Regarding the BK13 niche, dealers noted and agreed that while there are a number of companies that may consider a BK13 niche customer on an exception basis, the best and most reliable companies regularly serving this segment are currently Drive Financial and Prestige Financial Services. They also noted that Friendly Finance and SAFCo can be of additional help. The programs for this niche are very similar in nature to those in T3 and T4.
The final niche defined is military personnel. With the tightening of capital, the dealers pegged the MILES program from Dealers’ Financial Services as the best option available. Under the MILES program, soldiers with the rank of E1 or greater will qualify. Their base program limits the amount to advance on the vehicle to $13,000 with an interest rate of 17.95 percent. They will generally advance 110 to 112 percent of average trade on the vehicle (plus tax, title and registration) and up to 135 to 140 percent for the entire deal. A flat reserve is available, and dealers must sell the MILES warranty or GAP if they choose to present after-sale products. The only other company named by some of the dealers as a viable option was SNAAC out of Mason, Ohio.
One final footnote came out of the dealer discussion. While dealers were encouraged to hear from AmeriCredit, Capital One, Chase Custom, CitiFinancial Auto and Drive Financial at an earlier convention panel discussion that capital was thawing and growth was finally predicted for the industry, they have learned over the past 12 to 18 months how important their relationships are.
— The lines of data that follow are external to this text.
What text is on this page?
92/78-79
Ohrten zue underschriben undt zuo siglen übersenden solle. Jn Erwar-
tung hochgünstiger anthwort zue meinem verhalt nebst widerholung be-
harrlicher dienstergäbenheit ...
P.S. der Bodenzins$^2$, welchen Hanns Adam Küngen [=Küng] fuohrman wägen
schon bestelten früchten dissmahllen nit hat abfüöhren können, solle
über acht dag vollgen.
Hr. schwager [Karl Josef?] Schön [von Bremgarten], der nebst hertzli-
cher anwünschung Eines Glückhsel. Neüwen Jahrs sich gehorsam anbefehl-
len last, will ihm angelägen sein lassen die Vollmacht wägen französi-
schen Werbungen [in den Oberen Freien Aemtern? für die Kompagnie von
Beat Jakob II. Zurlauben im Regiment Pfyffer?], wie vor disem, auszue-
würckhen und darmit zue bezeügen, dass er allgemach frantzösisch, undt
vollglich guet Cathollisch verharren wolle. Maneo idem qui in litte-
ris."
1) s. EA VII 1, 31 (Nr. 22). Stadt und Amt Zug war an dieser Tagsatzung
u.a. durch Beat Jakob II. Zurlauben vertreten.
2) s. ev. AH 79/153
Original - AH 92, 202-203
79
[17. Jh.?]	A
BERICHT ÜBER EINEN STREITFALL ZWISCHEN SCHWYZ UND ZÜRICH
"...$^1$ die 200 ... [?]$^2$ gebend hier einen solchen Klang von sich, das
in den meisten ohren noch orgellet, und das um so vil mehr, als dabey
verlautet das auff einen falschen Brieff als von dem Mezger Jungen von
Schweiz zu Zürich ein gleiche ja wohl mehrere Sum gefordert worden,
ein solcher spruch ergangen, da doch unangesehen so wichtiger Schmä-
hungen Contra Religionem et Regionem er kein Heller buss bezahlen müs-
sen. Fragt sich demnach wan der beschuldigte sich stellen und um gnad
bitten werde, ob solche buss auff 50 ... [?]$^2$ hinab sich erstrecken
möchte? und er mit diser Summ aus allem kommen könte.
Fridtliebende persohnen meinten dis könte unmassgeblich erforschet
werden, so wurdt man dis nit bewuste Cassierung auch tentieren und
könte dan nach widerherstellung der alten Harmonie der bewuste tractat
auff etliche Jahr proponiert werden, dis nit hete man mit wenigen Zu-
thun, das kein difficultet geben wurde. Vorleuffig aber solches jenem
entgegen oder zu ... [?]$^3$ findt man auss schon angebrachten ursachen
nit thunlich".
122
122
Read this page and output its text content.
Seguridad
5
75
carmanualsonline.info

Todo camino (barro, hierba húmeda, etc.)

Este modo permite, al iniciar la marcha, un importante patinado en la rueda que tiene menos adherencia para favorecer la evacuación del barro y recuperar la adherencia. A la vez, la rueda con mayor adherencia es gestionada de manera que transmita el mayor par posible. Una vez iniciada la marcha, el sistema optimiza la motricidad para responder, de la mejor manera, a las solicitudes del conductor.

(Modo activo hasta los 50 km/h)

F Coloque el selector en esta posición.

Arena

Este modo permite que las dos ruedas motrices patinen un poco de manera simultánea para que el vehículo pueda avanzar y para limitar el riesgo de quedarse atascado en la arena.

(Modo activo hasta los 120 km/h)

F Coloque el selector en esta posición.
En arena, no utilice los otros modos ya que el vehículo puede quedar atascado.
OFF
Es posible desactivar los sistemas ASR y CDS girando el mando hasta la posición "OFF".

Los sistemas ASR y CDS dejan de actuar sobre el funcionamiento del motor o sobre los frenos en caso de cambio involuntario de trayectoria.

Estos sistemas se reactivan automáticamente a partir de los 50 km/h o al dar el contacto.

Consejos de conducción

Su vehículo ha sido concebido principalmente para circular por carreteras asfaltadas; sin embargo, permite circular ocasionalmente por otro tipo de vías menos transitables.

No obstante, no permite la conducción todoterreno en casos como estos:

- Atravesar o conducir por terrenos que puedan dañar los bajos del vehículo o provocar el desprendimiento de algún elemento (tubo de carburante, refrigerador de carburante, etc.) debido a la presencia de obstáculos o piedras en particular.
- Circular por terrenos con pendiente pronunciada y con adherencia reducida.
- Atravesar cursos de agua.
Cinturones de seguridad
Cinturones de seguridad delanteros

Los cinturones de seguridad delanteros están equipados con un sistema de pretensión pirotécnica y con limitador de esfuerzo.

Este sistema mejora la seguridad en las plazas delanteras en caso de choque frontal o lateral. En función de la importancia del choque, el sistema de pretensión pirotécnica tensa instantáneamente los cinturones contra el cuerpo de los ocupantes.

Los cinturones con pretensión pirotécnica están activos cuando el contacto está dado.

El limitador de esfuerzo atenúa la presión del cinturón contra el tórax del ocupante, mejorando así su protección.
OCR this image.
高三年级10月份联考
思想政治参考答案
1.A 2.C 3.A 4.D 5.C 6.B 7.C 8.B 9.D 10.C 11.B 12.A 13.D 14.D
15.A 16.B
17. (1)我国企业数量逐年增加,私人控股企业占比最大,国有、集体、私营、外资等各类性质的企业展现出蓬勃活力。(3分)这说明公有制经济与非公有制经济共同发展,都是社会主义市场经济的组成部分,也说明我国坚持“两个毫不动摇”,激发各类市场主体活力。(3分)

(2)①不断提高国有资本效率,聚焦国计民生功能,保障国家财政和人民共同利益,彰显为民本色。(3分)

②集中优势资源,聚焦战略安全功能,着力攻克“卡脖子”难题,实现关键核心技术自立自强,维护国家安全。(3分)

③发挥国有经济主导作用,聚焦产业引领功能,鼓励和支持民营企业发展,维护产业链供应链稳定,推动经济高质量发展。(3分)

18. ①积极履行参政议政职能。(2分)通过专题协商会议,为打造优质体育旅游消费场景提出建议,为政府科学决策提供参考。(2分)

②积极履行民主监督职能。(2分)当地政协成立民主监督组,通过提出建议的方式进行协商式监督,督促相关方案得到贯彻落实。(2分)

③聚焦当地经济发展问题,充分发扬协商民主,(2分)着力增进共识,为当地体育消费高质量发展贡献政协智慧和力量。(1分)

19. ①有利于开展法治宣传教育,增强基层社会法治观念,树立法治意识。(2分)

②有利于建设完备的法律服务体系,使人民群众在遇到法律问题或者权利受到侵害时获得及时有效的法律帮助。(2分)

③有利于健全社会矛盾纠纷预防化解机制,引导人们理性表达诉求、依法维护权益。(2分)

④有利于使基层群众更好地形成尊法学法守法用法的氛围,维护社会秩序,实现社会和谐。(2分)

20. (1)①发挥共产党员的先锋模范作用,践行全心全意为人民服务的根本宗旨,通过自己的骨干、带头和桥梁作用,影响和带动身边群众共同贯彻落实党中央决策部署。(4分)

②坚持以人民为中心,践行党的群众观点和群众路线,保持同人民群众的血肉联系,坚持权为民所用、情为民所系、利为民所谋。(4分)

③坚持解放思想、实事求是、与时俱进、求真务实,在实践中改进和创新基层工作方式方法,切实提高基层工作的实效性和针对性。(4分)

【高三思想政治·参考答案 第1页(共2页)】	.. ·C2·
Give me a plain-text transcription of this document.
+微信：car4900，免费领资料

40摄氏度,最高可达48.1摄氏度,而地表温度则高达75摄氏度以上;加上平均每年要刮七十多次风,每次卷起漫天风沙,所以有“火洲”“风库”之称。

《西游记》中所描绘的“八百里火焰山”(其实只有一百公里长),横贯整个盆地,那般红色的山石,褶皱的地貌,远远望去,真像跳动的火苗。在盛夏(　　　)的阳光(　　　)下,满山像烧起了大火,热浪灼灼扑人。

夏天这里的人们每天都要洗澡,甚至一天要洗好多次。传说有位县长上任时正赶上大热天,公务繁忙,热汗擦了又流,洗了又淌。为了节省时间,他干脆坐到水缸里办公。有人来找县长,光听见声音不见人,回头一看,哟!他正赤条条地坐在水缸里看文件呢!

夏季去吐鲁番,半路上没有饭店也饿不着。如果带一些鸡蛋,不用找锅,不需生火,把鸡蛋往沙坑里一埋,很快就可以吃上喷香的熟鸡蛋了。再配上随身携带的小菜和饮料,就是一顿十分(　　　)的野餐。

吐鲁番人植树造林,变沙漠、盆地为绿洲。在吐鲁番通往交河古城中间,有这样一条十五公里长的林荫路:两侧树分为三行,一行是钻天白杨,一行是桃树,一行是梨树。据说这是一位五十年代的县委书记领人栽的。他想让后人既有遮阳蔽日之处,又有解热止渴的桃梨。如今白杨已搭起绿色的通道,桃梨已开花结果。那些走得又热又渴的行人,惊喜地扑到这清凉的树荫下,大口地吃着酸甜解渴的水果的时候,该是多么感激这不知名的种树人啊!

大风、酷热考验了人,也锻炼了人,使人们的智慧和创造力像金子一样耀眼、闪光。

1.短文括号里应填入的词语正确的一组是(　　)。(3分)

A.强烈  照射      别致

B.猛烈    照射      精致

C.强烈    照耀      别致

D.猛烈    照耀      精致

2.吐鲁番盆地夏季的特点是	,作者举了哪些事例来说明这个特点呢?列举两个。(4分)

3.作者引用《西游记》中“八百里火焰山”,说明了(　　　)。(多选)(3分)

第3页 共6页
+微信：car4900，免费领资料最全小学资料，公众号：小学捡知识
With most dealers and managers having felt the pinch of losing some or many of their resources, they certainly no longer take those relationships for granted. The elite dealers reinforced a point that I have made for years that communication and relationships are vital, and a dealer or department can never afford to “write off” a finance source due to the inability to put a deal together today, for you never know what tomorrow will bring.